Liu Xiao, Ma Jianyong, Huang Lin, Zhu Wengen, Yuan Ping, Wan Rong, Hong Kui
Cardiology Department, the Second Affiliated Hospital of Nanchang University Jiangxi Key Laboratory of Molecular Medicine, Jiangxi, China.
Medicine (Baltimore). 2017 Nov;96(44):e8273. doi: 10.1097/MD.0000000000008273.

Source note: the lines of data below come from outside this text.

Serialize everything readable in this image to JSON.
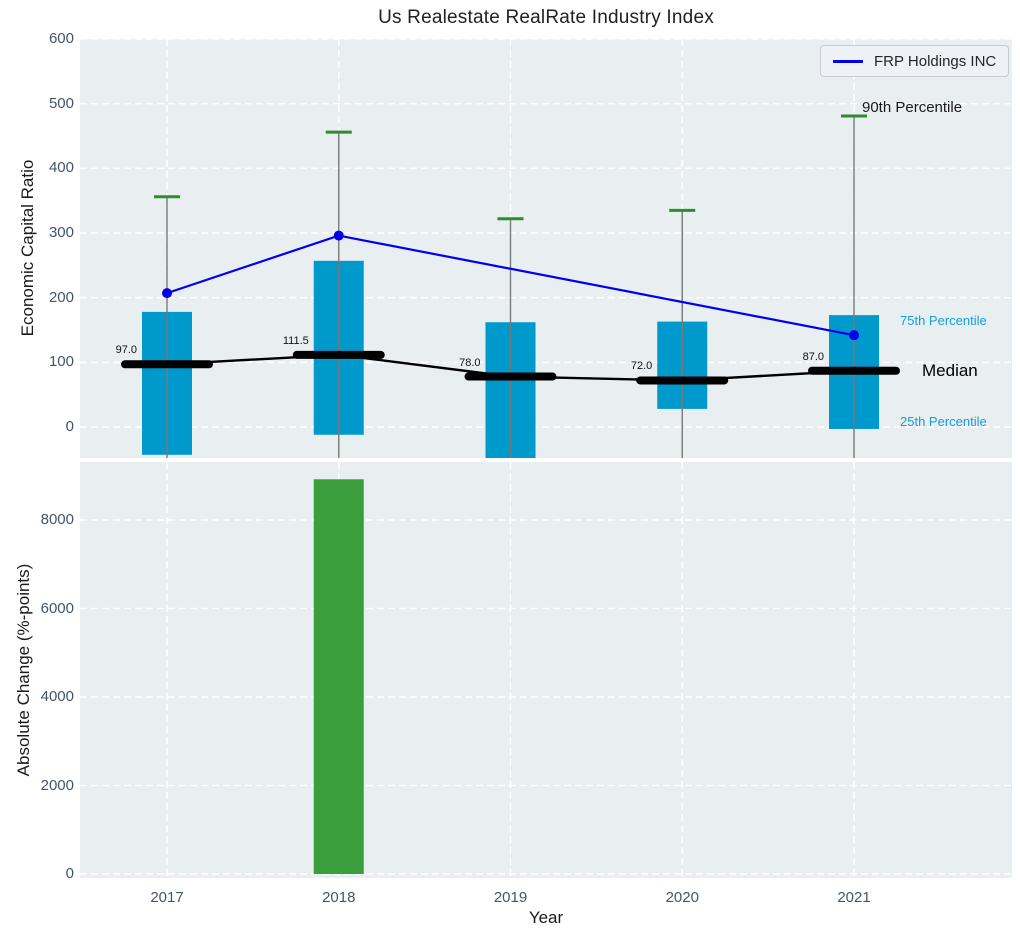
{
  "figure": {
    "title": "Us Realestate RealRate Industry Index",
    "xlabel": "Year"
  },
  "legend": {
    "label": "FRP Holdings INC"
  },
  "annotations": {
    "p90_label": "90th Percentile",
    "p75_label": "75th Percentile",
    "median_label": "Median",
    "p25_label": "25th Percentile"
  },
  "colors": {
    "axes_bg": "#e9eef0",
    "grid": "#ffffff",
    "percentile_bar": "#0099cc",
    "change_bar": "#3a9e3d",
    "frp_line": "#0000ee",
    "median": "#000000",
    "whisker": "#787878",
    "cap": "#2e8b2e",
    "tick_label": "#44546a",
    "cyan_label": "#15a0d8"
  },
  "chart_data": [
    {
      "type": "box-percentile+line",
      "title": "Us Realestate RealRate Industry Index",
      "xlabel": "Year",
      "ylabel": "Economic Capital Ratio",
      "categories": [
        "2017",
        "2018",
        "2019",
        "2020",
        "2021"
      ],
      "yticks": [
        0,
        100,
        200,
        300,
        400,
        500,
        600
      ],
      "ylim": [
        -48,
        600
      ],
      "grid": true,
      "legend_position": "upper right",
      "series": [
        {
          "name": "90th Percentile",
          "role": "whisker_cap",
          "values": [
            356,
            456,
            322,
            335,
            481
          ]
        },
        {
          "name": "75th Percentile",
          "role": "bar_top",
          "values": [
            178,
            257,
            162,
            163,
            173
          ]
        },
        {
          "name": "25th Percentile",
          "role": "bar_bottom",
          "values": [
            -43,
            -12,
            -48,
            28,
            -3
          ]
        },
        {
          "name": "Median",
          "role": "median",
          "values": [
            97.0,
            111.5,
            78.0,
            72.0,
            87.0
          ],
          "labels": [
            "97.0",
            "111.5",
            "78.0",
            "72.0",
            "87.0"
          ]
        },
        {
          "name": "FRP Holdings INC",
          "role": "line",
          "values": [
            207,
            296,
            null,
            null,
            142
          ]
        }
      ]
    },
    {
      "type": "bar",
      "xlabel": "Year",
      "ylabel": "Absolute Change (%-points)",
      "categories": [
        "2017",
        "2018",
        "2019",
        "2020",
        "2021"
      ],
      "values": [
        null,
        8920,
        null,
        null,
        null
      ],
      "yticks": [
        0,
        2000,
        4000,
        6000,
        8000
      ],
      "ylim": [
        0,
        9310
      ],
      "grid": true
    }
  ]
}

The association between oral fluoroquinolones (FQs) usage and risk of severe arrhythmia-related events (ventricular arrhythmias and sudden cardiac death) remains controversial. Therefore we aimed to quantify this association and to evaluate the effects of FQs on adverse cardiovascular (CV) outcomes.
We retrieved data from the Cochrane Collaboration, PubMed, and China National Knowledge Infrastructure (CNKI) databases until August 2017. The studies that reported relative risk (RR) estimates with 95% confidence intervals (CIs) for the associations of interest were included. Data were extracted from the eligible articles, and we used a random effects model to calculate the effect estimates.
Of the 16 studies that were included, 7 studies included serious arrhythmias, 3 studies included CV death, and 11 studies included all-cause death. The pooled RRs of FQs use were: 2.29 (95% CI: 1.20-4.36, P = .01) for serious arrhythmias; 1.60 (95% CI: 1.17-2.20, P = .004) for CV death; and 1.02 (95% CI: 0.76-1.37, P = .92) for all-cause death. The RRs associated with serious arrhythmias were 6.27 for gatifloxacin, 4.20 for moxifloxacin, 1.73 for ciprofloxacin, and 1.41 for levofloxacin. Current FQs users showed an increased risk of serious arrhythmias in the subgroup analysis. Treatment with FQs is associated with an absolute risk increase of 160 additional sudden deaths or ventricular arrhythmias, and 43 additional CV deaths per 1 million treatment courses.
The use of FQs could increase the risk of serious arrhythmias and CV death but not increase or all-cause death. Moreover, moxifloxacin and levofloxacin showed a higher risk of serious arrhythmias.
口服氟喹诺酮类药物(FQs)的使用与严重心律失常相关事件(室性心律失常和心源性猝死)风险之间的关联仍存在争议。因此,我们旨在量化这种关联,并评估FQs对不良心血管(CV)结局的影响。
我们检索了Cochrane协作网、PubMed和中国知网(CNKI)数据库截至2017年8月的数据。纳入报告了感兴趣关联的相对风险(RR)估计值及95%置信区间(CIs)的研究。从符合条件的文章中提取数据,并使用随机效应模型计算效应估计值。
纳入的16项研究中,7项研究包括严重心律失常,3项研究包括CV死亡,11项研究包括全因死亡。FQs使用的合并RR分别为:严重心律失常为2.29(95%CI:1.20 - 4.36,P = 0.01);CV死亡为1.60(95%CI:1.17 - 2.20,P = 0.004);全因死亡为1.02(95%CI:0.76 - 1.37,P = 0.92)。与严重心律失常相关的RR,加替沙星为6.27,莫西沙星为4.20,环丙沙星为1.73,左氧氟沙星为1.41。在亚组分析中,当前使用FQs的患者严重心律失常风险增加。FQs治疗每100万个疗程会使额外的猝死或室性心律失常绝对风险增加160例,额外的CV死亡增加43例。
使用FQs可能会增加严重心律失常和CV死亡风险,但不会增加全因死亡风险。此外,莫西沙星和左氧氟沙星显示出更高的严重心律失常风险。